One thing the computers still cant do themselfs is the music itself (for now that is) and that equals $$, for some artists, not for RIAA or Britney.
I just cant see the invidual copying of music as a theft. Its like if i find 5 bucks from the street and keep it, am i thief? Am i stealing from the person who is now 5 bucks short? He could be unhappy, but could he blame me for that?
I see music industry going down the toilet (thats where shi* belongs)eventually, big time. Thats because their retailer puppet strings were cut by p2p and people just ignored their outrageous (lets face it) prizes created by music TRUST, not by laws of competition. Now the valves for easy copying are open and it wont stop, unless they shut down network. Which they will try, trust me and sadly they even have chance of succeeding if they make their move before too many understands what the net is.

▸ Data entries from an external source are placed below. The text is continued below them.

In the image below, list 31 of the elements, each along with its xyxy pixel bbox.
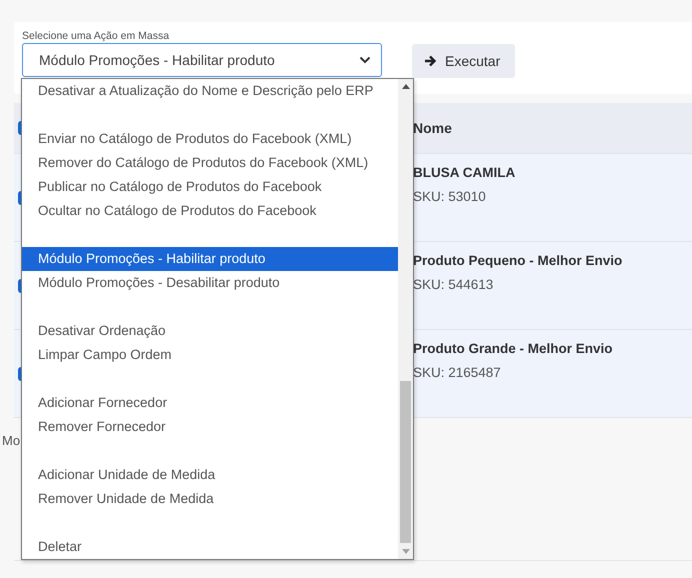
column-header: Nome <box>413 120 452 136</box>
scrollbar-thumb[interactable] <box>400 381 411 543</box>
dropdown-option[interactable]: Adicionar Unidade de Medida <box>22 463 398 487</box>
dropdown-option[interactable]: Publicar no Catálogo de Produtos do Facebook <box>22 175 398 199</box>
execute-button[interactable]: Executar <box>412 44 515 78</box>
chevron-down-icon <box>359 56 371 64</box>
product-name: Produto Grande - Melhor Envio <box>413 341 613 356</box>
dropdown-option[interactable]: Desativar a Atualização do Nome e Descrição pelo ERP <box>22 79 398 103</box>
product-name: Produto Pequeno - Melhor Envio <box>413 253 622 268</box>
dropdown-option[interactable]: Ocultar no Catálogo de Produtos do Facebook <box>22 199 398 223</box>
dropdown-option[interactable]: Desativar Ordenação <box>22 319 398 343</box>
dropdown-option[interactable]: Remover Unidade de Medida <box>22 487 398 511</box>
product-sku: SKU: 544613 <box>413 277 494 292</box>
dropdown-option[interactable]: Adicionar Fornecedor <box>22 391 398 415</box>
footer-text: Mo <box>2 432 20 448</box>
dropdown-option[interactable]: Módulo Promoções - Habilitar produto <box>22 247 398 271</box>
field-label: Selecione uma Ação em Massa <box>22 30 170 43</box>
arrow-right-icon <box>424 55 437 67</box>
dropdown-option[interactable]: Módulo Promoções - Desabilitar produto <box>22 271 398 295</box>
product-sku: SKU: 2165487 <box>413 365 502 380</box>
product-name: BLUSA CAMILA <box>413 165 516 180</box>
dropdown-option[interactable]: Remover do Catálogo de Produtos do Facebook (XML) <box>22 151 398 175</box>
product-sku: SKU: 53010 <box>413 189 487 204</box>
dropdown-option[interactable]: Limpar Campo Ordem <box>22 343 398 367</box>
action-select[interactable]: Módulo Promoções - Habilitar produto <box>22 43 382 77</box>
dropdown-option[interactable]: Remover Fornecedor <box>22 415 398 439</box>
scrollbar[interactable] <box>398 79 413 559</box>
scroll-down-icon[interactable] <box>402 549 410 554</box>
dropdown-option[interactable]: Enviar no Catálogo de Produtos do Facebook (XML) <box>22 127 398 151</box>
dropdown-option[interactable]: Deletar <box>22 535 398 559</box>
scroll-up-icon[interactable] <box>402 84 410 89</box>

This market will crash and then change to something completely different, where the end "user" gets the recorded stuff for "free" (i mean, do you get the free TV channels for free?). The profits will be made some other way, possibly by living only with the ravenue that comes from radio plays. Good artists will be making their money from the live tours as they (to my understanding, Britney excluded) currently do. Its the RIAA that will be dying away and big monster creates a lot of havoc when it goes down. Yeah and the CD industry will go too, thats the truly sad aspect of it, theyre done nothing but their fair job. Its more easier now to get all your data via telephone line. Its the wonders of automation folks! Less people needed for same work.
What you are actually witnessing is the breakdown of monopolies, which are de facto created by branding ("Britney" or "Puff D", not "Sony"), brands which are forced to be successfull. I have nothing against brands per se, im not bothered by Nike selling shoes with double prizes, since they do it they way customers "want".
Now the Britney clones will have to start competing with eachothers. Only people who will still make big $$ are the ones with REAL talent, with 10:s of years of musical study (be it self study with bands or academic). I can have all the songs of Paco De Lucia on my HD and i still would pay big $$ to see him if he'd come to play near my area.
The same will happen to movie industry too, but later.